Tuesday, July 21, 2015

When Swallows Gather

     I was driving through cropland between New Holland and Ephrata in Lancaster County, Pennsylvania for about 40 minutes on the afternoon of July 21, 2015.  Blue flowers on tall chicory plants and flat clusters of white blooms on equally high Queen-Anne's-lace dominated the country roadsides with their omnipresent abundance.  And along one rural road, scores of tree swallows and barn swallows were lined up on roadside wires or flying over nearby fields to catch flying insects.  Tree swallows have white bellies and barn swallows have pale-orange ones.
     Those swallows are done raising broods of young for this year and are just now beginning to gather into flocks prior to their drifting south to avoid the northern winter.  They do this every year, starting at this time, so their presence in Lancaster County farmland was no surprise to me.  In fact, where there are scores of migrant swallows  now, there will soon be hundreds, then thousands through the rest of July, August and September, all of them consuming flying insects as they drift south and presenting intriguing and inspiring aerial shows for anyone who watches for them.

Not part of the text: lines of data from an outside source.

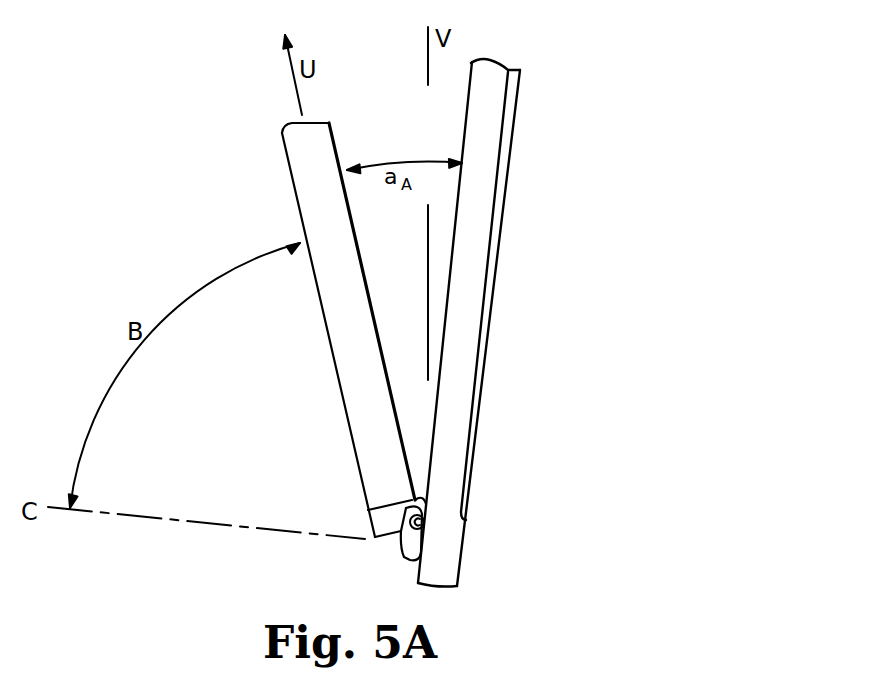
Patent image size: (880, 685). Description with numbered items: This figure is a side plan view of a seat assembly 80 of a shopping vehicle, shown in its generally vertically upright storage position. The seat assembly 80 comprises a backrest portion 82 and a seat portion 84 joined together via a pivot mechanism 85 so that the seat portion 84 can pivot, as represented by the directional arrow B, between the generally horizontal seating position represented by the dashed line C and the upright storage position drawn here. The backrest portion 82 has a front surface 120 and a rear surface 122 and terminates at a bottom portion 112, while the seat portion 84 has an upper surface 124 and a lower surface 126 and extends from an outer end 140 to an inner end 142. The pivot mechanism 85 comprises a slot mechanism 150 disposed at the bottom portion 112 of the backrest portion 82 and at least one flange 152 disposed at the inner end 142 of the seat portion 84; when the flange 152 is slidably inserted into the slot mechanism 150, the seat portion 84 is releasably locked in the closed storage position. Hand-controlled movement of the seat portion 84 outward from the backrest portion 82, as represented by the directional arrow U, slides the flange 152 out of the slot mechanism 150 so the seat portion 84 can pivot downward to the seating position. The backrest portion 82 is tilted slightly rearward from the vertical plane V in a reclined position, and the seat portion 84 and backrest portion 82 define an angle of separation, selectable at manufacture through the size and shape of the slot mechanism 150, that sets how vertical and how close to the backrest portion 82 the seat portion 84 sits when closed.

The seat assembly 80 is at (557, 173).
The backrest portion 82 is at (502, 240).
The seat portion 84 is at (318, 310).
The pivot mechanism 85 is at (398, 552).
The bottom portion 112 is at (433, 572).
The front surface 120 is at (498, 325).
The rear surface 122 is at (512, 120).
The upper surface 124 is at (373, 300).
The lower surface 126 is at (335, 371).
The outer end 140 is at (307, 316).
The inner end 142 is at (378, 522).
The slot mechanism 150 is at (412, 553).
The flange 152 is at (424, 524).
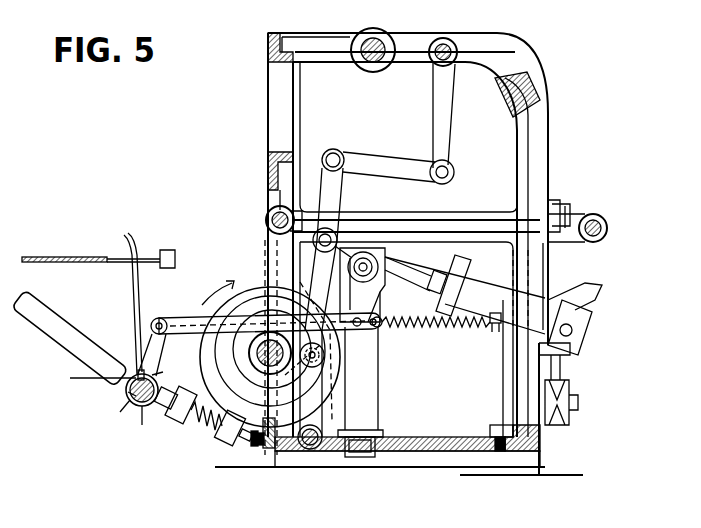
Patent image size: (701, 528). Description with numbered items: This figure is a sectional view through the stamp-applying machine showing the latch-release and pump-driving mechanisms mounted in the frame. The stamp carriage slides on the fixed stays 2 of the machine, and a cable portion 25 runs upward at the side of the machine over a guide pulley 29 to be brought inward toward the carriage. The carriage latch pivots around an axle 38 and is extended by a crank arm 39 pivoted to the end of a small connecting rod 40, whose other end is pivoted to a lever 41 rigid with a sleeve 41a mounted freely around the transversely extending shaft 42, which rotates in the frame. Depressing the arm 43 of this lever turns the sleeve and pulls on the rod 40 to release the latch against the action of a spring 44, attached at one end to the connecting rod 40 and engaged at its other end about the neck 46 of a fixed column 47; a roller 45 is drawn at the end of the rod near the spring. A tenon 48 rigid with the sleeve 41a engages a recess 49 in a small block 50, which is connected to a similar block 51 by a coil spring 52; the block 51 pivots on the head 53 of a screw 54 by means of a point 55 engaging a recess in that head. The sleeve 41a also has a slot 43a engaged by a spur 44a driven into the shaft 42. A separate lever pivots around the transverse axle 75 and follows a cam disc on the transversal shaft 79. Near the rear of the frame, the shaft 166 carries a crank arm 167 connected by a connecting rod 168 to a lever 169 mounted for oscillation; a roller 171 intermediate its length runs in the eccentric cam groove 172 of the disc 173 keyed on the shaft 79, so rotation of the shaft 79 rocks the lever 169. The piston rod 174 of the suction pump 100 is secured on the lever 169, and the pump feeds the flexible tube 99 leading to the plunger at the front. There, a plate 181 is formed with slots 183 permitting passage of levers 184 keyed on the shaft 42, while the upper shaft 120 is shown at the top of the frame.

The fixed stays 2 is at (268, 218).
The cable portion 25 is at (550, 262).
The guide pulley 29 is at (558, 200).
The axle 38 is at (380, 282).
The crank arm 39 is at (368, 298).
The connecting rod 40 is at (182, 320).
The lever 41 is at (155, 350).
The sleeve 41a is at (130, 400).
The shaft 42 is at (142, 410).
The arm 43 is at (50, 314).
The slot 43a is at (128, 392).
The spring 44 is at (430, 332).
The spur 44a is at (93, 371).
The roller 45 is at (382, 328).
The neck 46 is at (490, 332).
The fixed column 47 is at (500, 385).
The tenon 48 is at (163, 337).
The recess 49 is at (170, 395).
The block 50 is at (180, 418).
The block 51 is at (226, 441).
The coil spring 52 is at (206, 430).
The head 53 is at (255, 447).
The screw 54 is at (272, 450).
The point 55 is at (246, 440).
The axle 75 is at (312, 449).
The shaft 79 is at (318, 372).
The flexible tube 99 is at (584, 312).
The suction pump 100 is at (465, 294).
The shaft 120 is at (373, 40).
The shaft 166 is at (447, 40).
The crank arm 167 is at (440, 94).
The connecting rod 168 is at (402, 164).
The lever 169 is at (335, 185).
The roller 171 is at (325, 357).
The cam groove 172 is at (300, 395).
The disc 173 is at (243, 285).
The piston rod 174 is at (415, 276).
The plate 181 is at (92, 263).
The slot 183 is at (120, 262).
The lever 184 is at (132, 248).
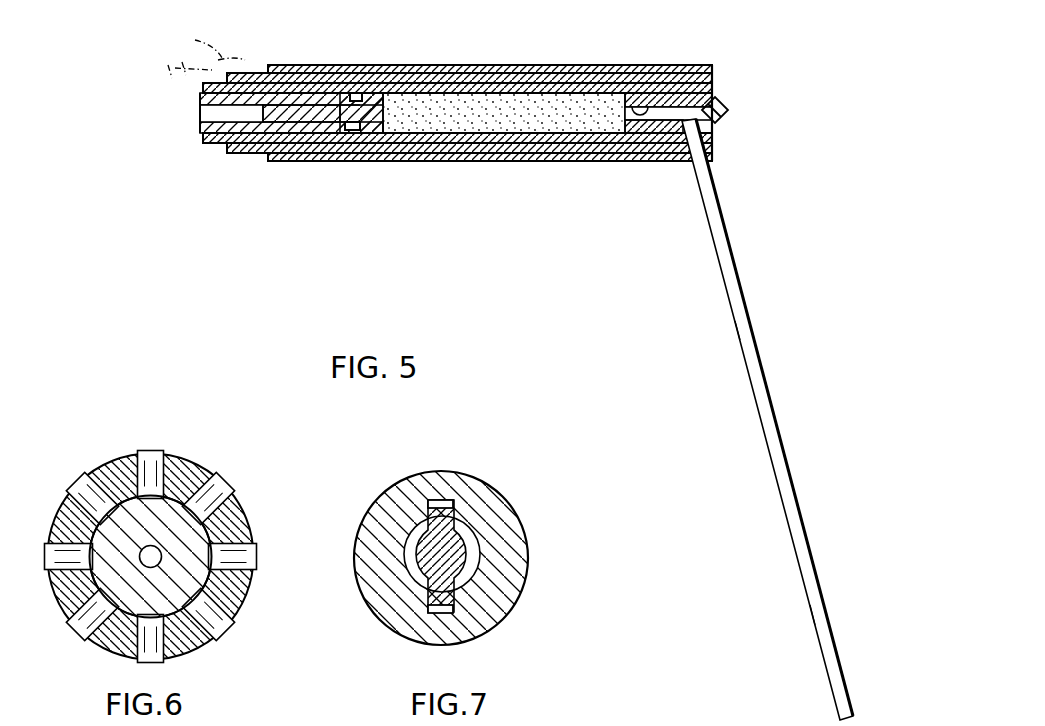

     And on that afternoon drive in July, as I do every year at this time and through August and September, I saw other kinds of creatures adapted to cropland, in abundance.  Cabbage white and yellow sulpher butterflies fluttered in abundance, and beautifully, among the lovely, pink flowers in red clover fields and the purple blooms of alfalfa fields.  They were sipping nectar from those beautiful blossoms before those fields get cut for hay to feed cattle and horses in barns through the coming winter.  
     And I saw flocks of rock pigeons, mourning doves and house sparrows in harvested grain fields, feeding on grain missed by harvesting machinery and lying among the beige stubble on the ground.  The pigeons and sparrows (really weaver finches) are originally from Europe, while the doves are native to North America.  The pigeons and doves are in the same family of birds and have several characteristics in common.  But all these grain-eating birds are adapted to living and nesting among farm buildings and getting their food in nearby croplands.  Farmland, it seems, is made just for them.  
     All these species of adaptable and obvious critters, and several other kinds, are adapted to local agricultural areas and make them more interesting. Watch for these farmland animals that make a ride through the countryside more enjoyable.